Central figure summarising the design and main findings of this study.

In the accompanying editorial, Hassan and Ahmed 2 comment that: ‘Sex differences in HF outcomes may be further exacerbated by differences in medication pharmacokinetics and pharmacodynamics, with female-specific physiological factors including lower body mass, as well as decreased renal excretion and gastrointestinal enzymatic activity, leading to higher medication bioavailability. As a result, the administration of sex-neutral medication doses leads to greater drug exposure in female patients, which may subsequently lead to a higher incidence of adverse drug reactions. This raises the possibility of sex-based HF treatments to improve clinical outcomes. However, current guidelines adopt a ‘one size fits all’ approach, with an emphasis on target-dosed therapy. In this era of precision medicine, is it time to redefine optimal HF therapy based on the sex of the patient?’

On the other hand, adverse outcomes in women with infective endocarditis likely are related to bias and healthcare inequities. In a multicentric Spanish cohort of 3541 patients3 diagnosed with endocarditis between 2008 and 2018, women underwent surgical intervention less often than men (38.3% vs 50%) despite the increasing recognition that earlier surgical intervention often is beneficial as recommended in current guidelines (figure 2). The lower likelihood of surgery in women persisted after propensity matching for age and surgical risk (OR 0.74; 95% CI 0.59 to 0.91; p=0.05). In addition, women had a higher in-hospital mortality compared with men, even after adjusting for possible confounders (OR 1.41; 95% CI 1.21 to 1.65; p<0.001).

Figure 2

Stratification of the GAMES (‘Grupo de Apoyo al Manejo de la Endocarditis Infecciosa en España’ or ‘Spanish Collaboration on Endocarditis’) cohort according to surgical recommendation between sexes. Overall and stratified mortality is displayed in each group.

Van Spall, Jaffer and Mamas4 remind us of the many factors to be considered in the decision to recommend surgical intervention in a patient with endocarditis (figure 3). However, as they conclude: ‘Disparities in referral and receipt of surgical intervention, along with differences in aetiology, microbiology and comorbidities, may be responsible for the higher risk of mortality in women than in men with IE. Ultimately, awareness of these issues should prompt a self-evaluation of biases on the part of clinicians such that objective, timely surgical referrals are made and interventions are offered regardless of demographic group. While the biology is not modifiable, the biases and care disparities are.’

Figure 3

Factors associated with infective endocarditis outcomes.

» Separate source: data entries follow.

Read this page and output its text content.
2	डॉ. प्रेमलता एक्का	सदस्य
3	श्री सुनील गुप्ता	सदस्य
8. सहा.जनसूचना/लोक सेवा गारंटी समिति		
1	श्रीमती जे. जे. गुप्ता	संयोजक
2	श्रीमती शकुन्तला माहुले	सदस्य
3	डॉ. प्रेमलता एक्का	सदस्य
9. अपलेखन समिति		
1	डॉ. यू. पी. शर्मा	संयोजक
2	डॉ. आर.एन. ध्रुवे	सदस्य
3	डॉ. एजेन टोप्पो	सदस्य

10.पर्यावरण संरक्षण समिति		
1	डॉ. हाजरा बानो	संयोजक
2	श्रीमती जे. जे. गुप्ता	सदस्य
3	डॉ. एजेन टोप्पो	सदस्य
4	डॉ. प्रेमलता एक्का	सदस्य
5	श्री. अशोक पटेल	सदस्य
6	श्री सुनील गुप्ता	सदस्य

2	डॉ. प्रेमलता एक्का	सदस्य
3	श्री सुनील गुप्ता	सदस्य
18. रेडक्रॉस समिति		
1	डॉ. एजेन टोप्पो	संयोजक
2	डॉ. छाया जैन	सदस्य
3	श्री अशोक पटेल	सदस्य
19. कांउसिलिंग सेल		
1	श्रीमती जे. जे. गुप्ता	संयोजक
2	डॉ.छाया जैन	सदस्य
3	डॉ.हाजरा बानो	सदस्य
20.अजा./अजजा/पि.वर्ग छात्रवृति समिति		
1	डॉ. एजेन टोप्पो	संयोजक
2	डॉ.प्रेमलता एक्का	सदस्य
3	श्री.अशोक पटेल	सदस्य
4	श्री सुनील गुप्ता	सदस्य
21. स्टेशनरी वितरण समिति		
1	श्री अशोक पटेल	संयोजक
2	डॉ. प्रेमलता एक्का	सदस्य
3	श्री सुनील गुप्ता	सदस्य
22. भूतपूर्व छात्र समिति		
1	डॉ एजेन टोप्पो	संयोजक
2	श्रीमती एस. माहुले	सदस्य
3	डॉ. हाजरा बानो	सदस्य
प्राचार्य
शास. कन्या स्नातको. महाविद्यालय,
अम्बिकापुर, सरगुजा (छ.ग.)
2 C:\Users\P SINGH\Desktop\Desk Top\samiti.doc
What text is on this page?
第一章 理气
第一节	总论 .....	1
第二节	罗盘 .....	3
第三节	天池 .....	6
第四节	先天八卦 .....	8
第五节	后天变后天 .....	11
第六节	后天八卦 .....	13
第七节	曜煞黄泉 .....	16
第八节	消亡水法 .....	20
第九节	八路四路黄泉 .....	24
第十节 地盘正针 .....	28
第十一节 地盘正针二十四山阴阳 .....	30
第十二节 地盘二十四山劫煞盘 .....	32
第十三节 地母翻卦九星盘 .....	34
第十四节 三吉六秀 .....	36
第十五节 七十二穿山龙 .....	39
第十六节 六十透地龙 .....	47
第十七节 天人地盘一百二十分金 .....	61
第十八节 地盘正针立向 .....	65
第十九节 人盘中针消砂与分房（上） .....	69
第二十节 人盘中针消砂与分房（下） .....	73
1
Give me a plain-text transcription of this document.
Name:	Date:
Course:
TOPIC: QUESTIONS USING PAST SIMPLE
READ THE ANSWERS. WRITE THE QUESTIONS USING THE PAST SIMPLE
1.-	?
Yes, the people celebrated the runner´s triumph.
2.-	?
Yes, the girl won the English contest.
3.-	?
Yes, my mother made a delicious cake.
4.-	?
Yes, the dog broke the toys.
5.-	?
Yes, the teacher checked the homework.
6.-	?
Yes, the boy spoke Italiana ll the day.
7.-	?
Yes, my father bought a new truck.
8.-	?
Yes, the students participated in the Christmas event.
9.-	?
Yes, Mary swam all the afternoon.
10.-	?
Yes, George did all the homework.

Another interesting paper in this issue is the study by Sung and colleagues5 showing a positive, graded association between higher levels of physical activity and a higher prevalence, with more rapid progression, of coronary artery calcification (CAC). These findings were based on a cohort of 25 485 Korean men and women with a median interval between CAC measurements of 3 years. In discussing these seeming paradoxical findings, Gulsin and Moss6 point out that although CAC is a surrogate marker for calcified atherosclerosis and is associated with a higher risk of myocardial infarction, treatment with a statin also accelerates deposition of calcified plaque, similar to the effects of physical activity in the current study. They also remind us that: (1) the severity of CAC at baseline is a key predictor of progression rates, (2) an increase in CAC score is not the same an accelerated rate of total atherosclerotic plaque progression, and (3) the risk of plaque rupture and clinical events is greatest within the necrotic core of noncalcified plaques. Thus, it is possible that an increase in CAC scores reflects a protective response and a transition to a more stable plaque morphology rather than more extensive atherosclerosis. They conclude: ‘Sung and colleagues5 have produced a timely manuscript that highlights the complexity of interpreting coronary artery calcium scores in patients who have implemented recommendations on physical activity or commenced on statin therapy. While proponents would argue that it is an effective tool to screen for subclinical atherosclerosis in asymptomatic individuals, clinicians should be cautious regarding the overuse of this test in otherwise healthy individuals. The coronary artery calcium paradox should not result in paradoxical care for our patients.’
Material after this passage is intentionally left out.